1,200-M.P.H. Objects 'Seen' From Canada to Texas
PORTLAND, Ore., June 29 (AP)?Westerners were seeing "flying saucers" almost everywhere today from Canada to Texas, and a red-hot controversy raged about it all.
Kenneth Arnold, of Boise, Idaho, started it by reporting he saw nine mysterious objects zipping over western Washington last Tuesday at what he estimated was 1,200-mile-an-hour speed.
Experts dismissed his report with statements that no known aircraft could go that fast and that no guided missile tests were being made in that part of the West.
Then others began reporting "flying saucers" and the controversy was on. There was a similarity in all reports?the objects were round like saucers, traveling south at a high rate of speed with little or no noise, and of such brightness, that reflections from the rim were "almost blinding."

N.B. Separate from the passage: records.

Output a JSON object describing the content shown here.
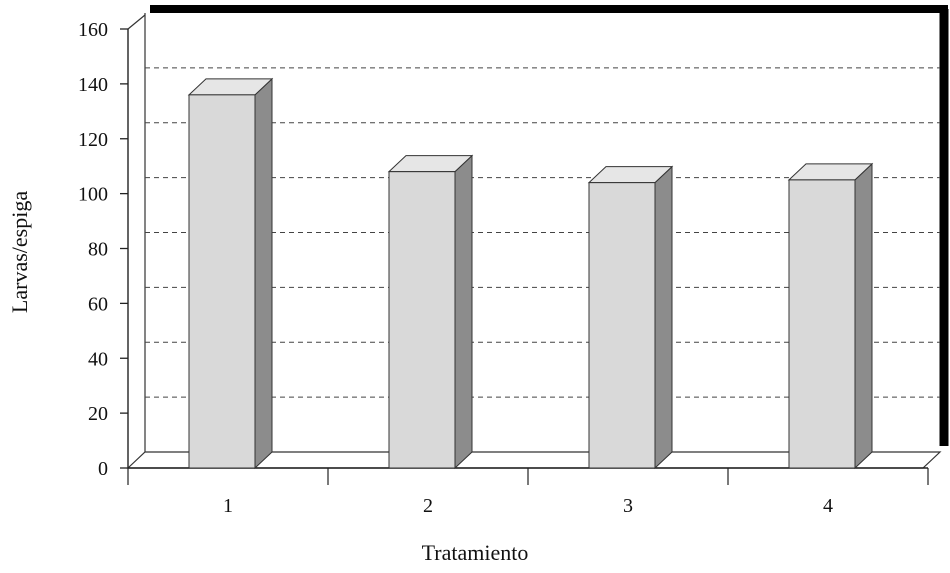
{
  "chart_data": {
    "type": "bar",
    "title": "",
    "xlabel": "Tratamiento",
    "ylabel": "Larvas/espiga",
    "categories": [
      "1",
      "2",
      "3",
      "4"
    ],
    "values": [
      136,
      108,
      104,
      105
    ],
    "ylim": [
      0,
      160
    ],
    "yticks": [
      "0",
      "20",
      "40",
      "60",
      "80",
      "100",
      "120",
      "140",
      "160"
    ],
    "grid": true,
    "style": "3d-bars",
    "colors": {
      "bar_front": "#d9d9d9",
      "bar_top": "#e6e6e6",
      "bar_side": "#8c8c8c"
    }
  }
}
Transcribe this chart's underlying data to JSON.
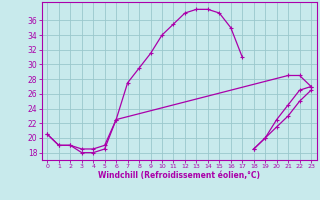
{
  "xlabel": "Windchill (Refroidissement éolien,°C)",
  "xlim": [
    -0.5,
    23.5
  ],
  "ylim": [
    17.0,
    38.5
  ],
  "yticks": [
    18,
    20,
    22,
    24,
    26,
    28,
    30,
    32,
    34,
    36
  ],
  "xticks": [
    0,
    1,
    2,
    3,
    4,
    5,
    6,
    7,
    8,
    9,
    10,
    11,
    12,
    13,
    14,
    15,
    16,
    17,
    18,
    19,
    20,
    21,
    22,
    23
  ],
  "background_color": "#c8eaec",
  "grid_color": "#9ac8cc",
  "line_color": "#aa00aa",
  "series": [
    [
      20.5,
      19.0,
      19.0,
      18.0,
      18.0,
      18.5,
      22.5,
      27.5,
      29.5,
      31.5,
      34.0,
      35.5,
      37.0,
      37.5,
      37.5,
      37.0,
      35.0,
      31.0,
      null,
      null,
      null,
      null,
      null,
      null
    ],
    [
      20.5,
      19.0,
      19.0,
      18.5,
      18.5,
      19.0,
      22.5,
      null,
      null,
      null,
      null,
      null,
      null,
      null,
      null,
      null,
      null,
      null,
      null,
      null,
      null,
      28.5,
      28.5,
      27.0
    ],
    [
      null,
      null,
      null,
      null,
      null,
      null,
      null,
      null,
      null,
      null,
      null,
      null,
      null,
      null,
      null,
      null,
      null,
      null,
      18.5,
      20.0,
      22.5,
      24.5,
      26.5,
      27.0
    ],
    [
      null,
      null,
      null,
      null,
      null,
      null,
      null,
      null,
      null,
      null,
      null,
      null,
      null,
      null,
      null,
      null,
      null,
      null,
      18.5,
      20.0,
      21.5,
      23.0,
      25.0,
      26.5
    ]
  ]
}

Three persons in El Paso, Tex., said they had seen them recently, as did two persons in Vancouver, B. C. The latest of a score of reports in the Pacific Northwest came from a seaside, Ore., woman who said she saw one before sunset last night.
There were two popular theories that the objects were experimental airplanes or guided missiles to which the armed forces will not admit, or that they were guided missiles from foreign soil.
An Army spokesman expressed interest in anything that could go to 1,200 miles an hour, but no responsible official or air expert came to the defense of the reports or of the theories behind them.